From that beginning, MHC’s efforts have been expanded to include an outreach and extension programs called Managing the Waters Edge, and later, the Green Banks: Clear Waters Program.


The passage of the Conservation Agreements Act in 1998 provided MHC with a tool that has now become MHC’s primary way to conserve wildlife habitat on private land. A Conservation Agreement (CA) is essentially an easement through which landowners are compensated for preserving habitat on their land. Typically no change in management of the land is required but rather, the conservation agreement serves to enshrine that land’s current use for future generations. Although MHC only works in Manitoba, nationally, it is among the top three organizations in Canada in terms of the number of conservation agreements under its responsibility.

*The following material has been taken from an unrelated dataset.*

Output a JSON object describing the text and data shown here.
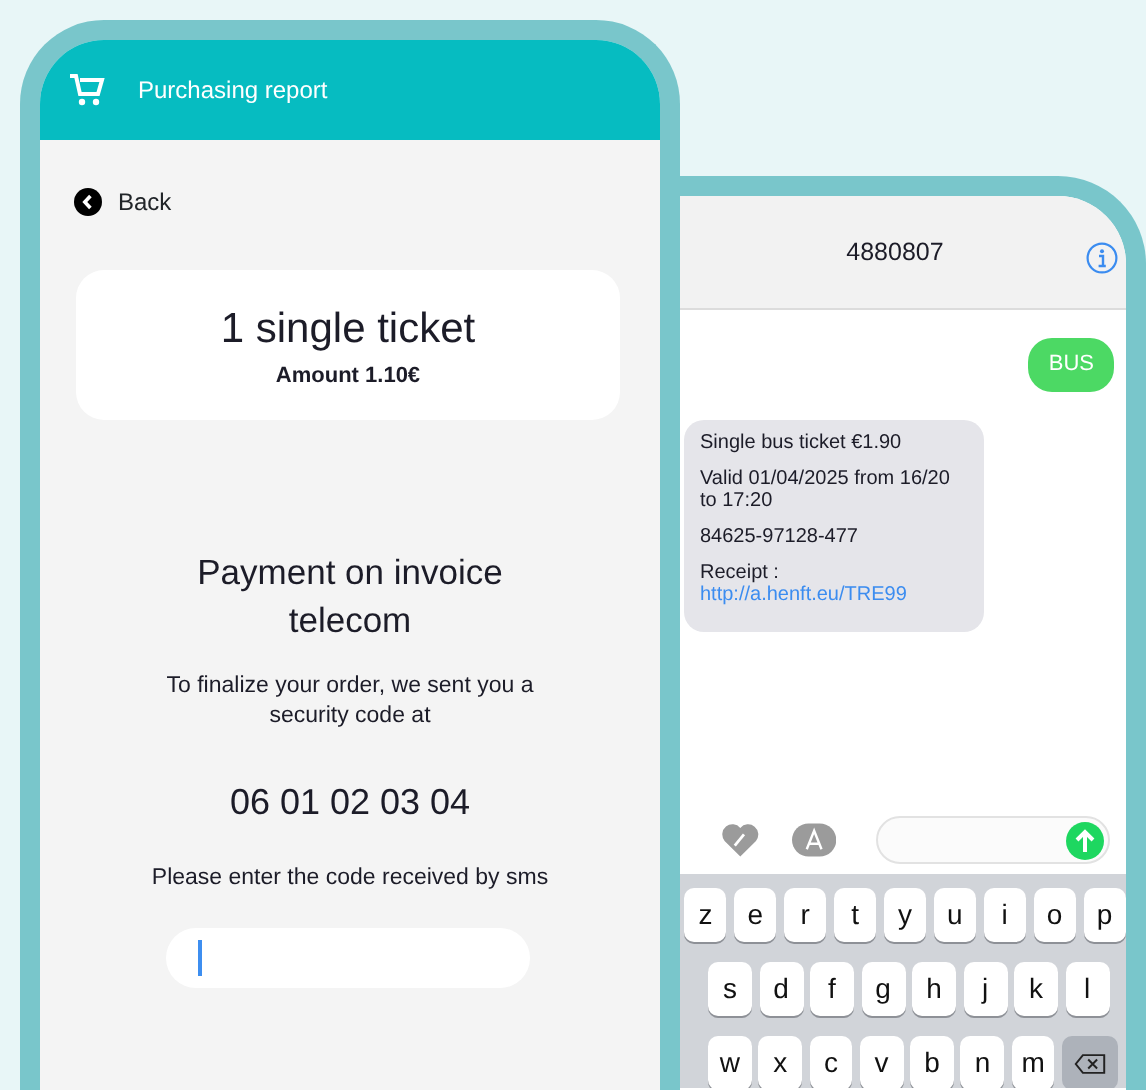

Since 2008, MHC has been working with landowners to restore previously drained wetlands throughout Manitoba. Variously funded through mitigation, climate change, waterfowl and water quality programming, MHC continues to offer wetland restoration opportunities to all Manitobans. Restoration contracts are offered under 10-year term agreements or in association with conservation agreements that conserve the newly restored habitat in perpetuity.

Conservation, GROW and Wetlands GROW Trusts

MHC administers annual revenues from a historic $204 million Provincial endowment to create the Conservation, GROW, and Wetlands GROW Trusts. Trust revenues support many small-scale projects across the landscape that take a nature-based approach to climate change. These projects, selected through annual calls for proposals, increase resilience to the extremes of flooding and drought, improve water quality, increase wildlife habitat, biological diversity, and carbon sequestration and improve soil health.

Originally envisioned in the 2017 Made-in-Manitoba Climate and Green Plan, Manitoba’s conservation endowments with The Winnipeg Foundation will generate annual revenues for conservation projects in perpetuity.

Transition out of Government

In its 2020/21 Manitoba Budget, the province announced its intention to have MHC transition from a provincial Crown Corporation to a private, charitable organization by the end of that fiscal year. The Manitoba Legislature repealed the Manitoba Habitat Heritage and passed the MHC Reorganization Act in November, 2020. This allowed for MHC’s seamless transition to a private, charitable organization registered with the Canada Revenue Agency. The transition was official on February 1, 2021.

With a robust conservation delivery capacity and a well-funded, sustainable conservation granting program, MHC is well positioned to take advantage of new opportunities that come with its new charitable organization status.